Thursday, July 14, 2005

Feeling a Panic

Ive had a great day but have suddenly been hit with panic mode. My heart is racing, I'm in dire need of a cigarette to calm myself down and step away from what I'm feeling.

A few months ago my boyfriend and I decided that we would "shack up." Being the Christian that I am, I know that it is morally wrong, but being the divorcee I am, I am also a bit of a marriage phobe.
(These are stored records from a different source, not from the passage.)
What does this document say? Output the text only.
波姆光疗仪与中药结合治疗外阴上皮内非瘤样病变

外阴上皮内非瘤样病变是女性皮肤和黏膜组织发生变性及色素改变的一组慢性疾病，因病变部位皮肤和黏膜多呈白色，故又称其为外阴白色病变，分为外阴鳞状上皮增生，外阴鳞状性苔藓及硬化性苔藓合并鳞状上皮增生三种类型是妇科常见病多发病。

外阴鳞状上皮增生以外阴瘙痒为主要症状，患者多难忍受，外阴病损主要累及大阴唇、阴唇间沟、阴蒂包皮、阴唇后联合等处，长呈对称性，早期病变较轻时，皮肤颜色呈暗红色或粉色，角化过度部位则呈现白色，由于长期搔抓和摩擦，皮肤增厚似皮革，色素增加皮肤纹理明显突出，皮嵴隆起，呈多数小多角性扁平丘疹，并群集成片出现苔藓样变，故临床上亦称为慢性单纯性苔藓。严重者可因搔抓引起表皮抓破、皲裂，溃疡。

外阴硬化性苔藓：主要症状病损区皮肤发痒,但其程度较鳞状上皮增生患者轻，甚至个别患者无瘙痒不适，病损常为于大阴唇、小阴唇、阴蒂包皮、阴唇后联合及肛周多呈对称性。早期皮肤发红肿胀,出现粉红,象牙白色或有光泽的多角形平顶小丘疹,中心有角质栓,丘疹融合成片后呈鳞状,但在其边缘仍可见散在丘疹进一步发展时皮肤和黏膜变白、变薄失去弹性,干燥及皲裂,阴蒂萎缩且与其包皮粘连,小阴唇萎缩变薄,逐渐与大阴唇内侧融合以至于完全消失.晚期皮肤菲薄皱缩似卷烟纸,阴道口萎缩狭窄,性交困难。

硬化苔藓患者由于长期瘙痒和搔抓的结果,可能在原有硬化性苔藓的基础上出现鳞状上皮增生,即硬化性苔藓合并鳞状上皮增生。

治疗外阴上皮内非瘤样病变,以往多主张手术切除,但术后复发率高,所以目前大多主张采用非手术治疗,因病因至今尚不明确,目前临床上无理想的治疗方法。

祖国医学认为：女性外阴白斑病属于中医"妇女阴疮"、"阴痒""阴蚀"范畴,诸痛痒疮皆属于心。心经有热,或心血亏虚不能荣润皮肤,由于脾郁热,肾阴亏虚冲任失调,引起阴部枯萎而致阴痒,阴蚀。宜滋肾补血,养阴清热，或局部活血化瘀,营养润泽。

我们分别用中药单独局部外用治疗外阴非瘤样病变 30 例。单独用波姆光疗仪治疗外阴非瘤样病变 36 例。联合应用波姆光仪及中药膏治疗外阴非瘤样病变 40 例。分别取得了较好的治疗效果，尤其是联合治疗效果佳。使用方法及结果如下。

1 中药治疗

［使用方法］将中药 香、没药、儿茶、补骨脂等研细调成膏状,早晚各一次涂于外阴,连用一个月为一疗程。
Finances are an issue. (When arent they). This is different than marriage, but I doubt it would be any different if he and I were married. I am irresponsible and I overspend. I would rather go shopping and worry about the bills later (usually in an overwhelmed panic). He's the opposite. Sometimes I feel like he lives to pay bills. He loves them. He looks forward to when he can use his next paycheck to write them out again. (Which co-incidentally and luckily for him is every Friday.) He often tells me over and over in a week just what we can pay next. Should I want a $10 garden toy it's simply out of the question since that money is earmarked for something much more soothing.....central air? I dunno, it frustrates me. I lose interest in things that can't be kept up. I've lost interest in gardening, in shopping, in leaving my house. it's not worth getting excited over something I always have to wait for. The answer is rarely yes. Yes I contribute, I'm just irresponsible and I know it. I let him move in hoping he would take care of that. But for shit's sake, he takes things so damn far. it's only ok if he wants it too.

Anyway, I am pissing and moaning and panicking because while he was out of town I burnt holes in the debit card. I didnt bother to tell him, I didnt want a lecture, I cant stand the sound of his voice when he starts in......my only alternative was to hide it.

Shit, the bank statement came yesterday. I tried to balance the damn thing, but I am so not into rounding numbers as he does, that it was a mess I decided I didnt want to untangle. Today he comes home....when he called to tell me, i jokingly said "First one to the check register wins."

It's gonna be an arguement. I know what my reaction will be. I'm fully aware that my methods of coping recently havent been good. I'm trying different things to change that. But I desperately want a beer. : ) Maybe even 6.